15 Jan, 2018

Grupo Hepatológico Transmontano cria rede para tratar doenças do fígado

O Grupo Hepatológico Transmontano junta as unidades de saúde dos distritos de Bragança e Vila Real para um trabalho em rede de diagnóstico e tratamento das doenças do fígado, que possuem uma prevalência preocupante neste território.

O projeto junta o Centro Hospitalar de Trás-os-Montes e Alto Douro (CHTMAD), a Unidade Local de Saúde (ULS) do Nordeste e os agrupamentos de centros de saúde dos dois distritos.

É um “grupo pioneiro” no país porque, segundos os promotores, vai trabalhar em rede e juntar conhecimentos, sinergias e doentes, tendo como objetivo também evitar deslocações dos utentes ao litoral.

“As doenças de fígado, em Trás-os-Montes, são algo de muito característico e de muito comum, que possuem uma prevalência muito elevada, principalmente a doença hepática provocada pela álcool”, afirmou à agência Lusa o diretor da unidade de hepatologia do CHTMAD, José Presa Ramos.

O objetivo do projeto, segundo aquele responsável, é criar uma “rede de conhecimento e de partilha” entre as unidades hospitalares de Vila Real e Bragança, de modo a que seja possível tratar o maior número possível de doentes na região, evitando “o calvário” das deslocações para os hospitais do Porto.

O diretor clínico do CHTMAD, João Gaspar, salientou que os médicos dos centros de saúde “estão na linha da frente” da deteção das doenças e por isso, está a ser feito um trabalho de divulgação do Grupo Hepatológico junto dos cuidados de saúde primários.

O tratamento será, depois, uma decisão conjunta entre os especialistas das unidades hospitalares que podem recorrer à videoconferência para discutir os casos, tornando o processo mais rápido.

O projeto visa também uma partilha de meios humanos e tecnológicos, como a radiologia de intervenção do CHTMAD que começará a dar resposta à ULS Nordeste.

Eugénia Madureira, diretora clínica dos cuidados hospitalares da ULS do Nordeste, destacou a importância da “colaboração entre instituições” que geograficamente são vizinhas.

Entre os aspetos positivos do projeto, a responsável salientou a “partilha de experiências, a discussão de casos e o proporcionar um melhor serviço aos doentes”.

“Evitámos muitas vezes deslocações desnecessárias a hospitais do Litoral.

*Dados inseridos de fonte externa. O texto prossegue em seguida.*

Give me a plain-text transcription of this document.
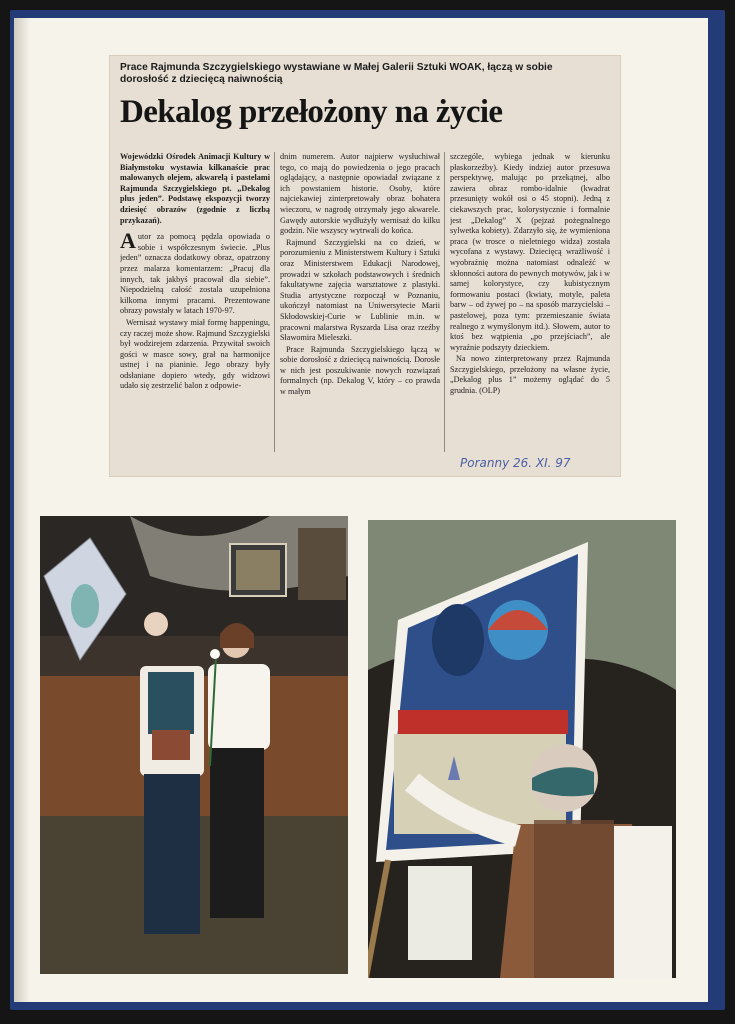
Prace Rajmunda Szczygielskiego wystawiane w Małej Galerii Sztuki WOAK, łączą w sobie dorosłość z dziecięcą naiwnością
Dekalog przełożony na życie

Wojewódzki Ośrodek Animacji Kultury w Białymstoku wystawia kilkanaście prac malowanych olejem, akwarelą i pastelami Rajmunda Szczygielskiego pt. „Dekalog plus jeden”. Podstawę ekspozycji tworzy dziesięć obrazów (zgodnie z liczbą przykazań).

Autor za pomocą pędzla opowiada o sobie i współczesnym świecie. „Plus jeden” oznacza dodatkowy obraz, opatrzony przez malarza komentarzem: „Pracuj dla innych, tak jakbyś pracował dla siebie”. Niepodzielną całość zostala uzupełniona kilkoma innymi pracami. Prezentowane obrazy powstały w latach 1970-97.

Wernisaż wystawy miał formę happeningu, czy raczej może show. Rajmund Szczygielski był wodzirejem zdarzenia. Przywitał swoich gości w masce sowy, grał na harmonijce ustnej i na pianinie. Jego obrazy były odsłaniane dopiero wtedy, gdy widzowi udało się zestrzelić balon z odpowie-

dnim numerem. Autor najpierw wysłuchiwał tego, co mają do powiedzenia o jego pracach oglądający, a następnie opowiadał związane z ich powstaniem historie. Osoby, które najciekawiej zinterpretowały obraz bohatera wieczoru, w nagrodę otrzymały jego akwarele. Gawędy autorskie wydłużyły wernisaż do kilku godzin. Nie wszyscy wytrwali do końca.

Rajmund Szczygielski na co dzień, w porozumieniu z Ministerstwem Kultury i Sztuki oraz Ministerstwem Edukacji Narodowej, prowadzi w szkołach podstawowych i średnich fakultatywne zajęcia warsztatowe z plastyki. Studia artystyczne rozpoczął w Poznaniu, ukończył natomiast na Uniwersytecie Marii Skłodowskiej-Curie w Lublinie m.in. w pracowni malarstwa Ryszarda Lisa oraz rzeźby Sławomira Mieleszki.

Prace Rajmunda Szczygielskiego łączą w sobie dorosłość z dziecięcą naiwnością. Dorosłe w nich jest poszukiwanie nowych rozwiązań formalnych (np. Dekalog V, który – co prawda w małym

szczególe, wybiega jednak w kierunku płaskorzeźby). Kiedy indziej autor przesuwa perspektywę, malując po przekątnej, albo zawiera obraz rombo-idalnie (kwadrat przesunięty wokół osi o 45 stopni). Jedną z ciekawszych prac, kolorystycznie i formalnie jest „Dekalog” X (pejzaż pożegnalnego sylwetka kobiety). Zdarzyło się, że wymieniona praca (w trosce o nieletniego widza) została wycofana z wystawy. Dziecięcą wrażliwość i wyobraźnię można natomiast odnaleźć w skłonności autora do pewnych motywów, jak i w samej kolorystyce, czy kubistycznym formowaniu postaci (kwiaty, motyle, paleta barw – od żywej po – na sposób marzycielski – pastelowej, poza tym: przemieszanie świata realnego z wymyślonym itd.). Słowem, autor to ktoś bez wątpienia „po przejściach”, ale wyraźnie podszyty dzieckiem.

Na nowo zinterpretowany przez Rajmunda Szczygielskiego, przełożony na własne życie, „Dekalog plus 1” możemy oglądać do 5 grudnia. (OLP)

Poranny 26. XI. 97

Nós temos possibilidade de, na maior parte das situações, resolvermos dentro de Trás-os-Montes. Esse é um dos objetivos, servirmos melhor os nossos clientes”, frisou.

Por fim, elencou ainda o objetivo de “evitar o esvaziamento do interior”. “A ideia é sempre esta, unidos seremos mais fortes ”, sustentou.

Estes são territórios onde se verifica um elevado consumo de álcool e má alimentação, e onde existem ainda quatro estabelecimentos prisionais, dois no distrito de Vila Real e dois em Bragança, cuja população constitui um grupo de risco em relação às hepatites.

Em 2017, foram seguidos 2.500 utentes com doença hepática na unidade do CHTMAD.

João Gaspar afirmou que se pretende criar um “centro de referência da hepatologia à semelhança do que foi feito, por exemplo, para a área oncológica”.

“É um universo grande de doentes e é o desiderato da própria Organização Mundial de Saúde fazer a erradicação da hepatite C até 2030. Este é o início, uma campanha que estamos a fazer”, salientou.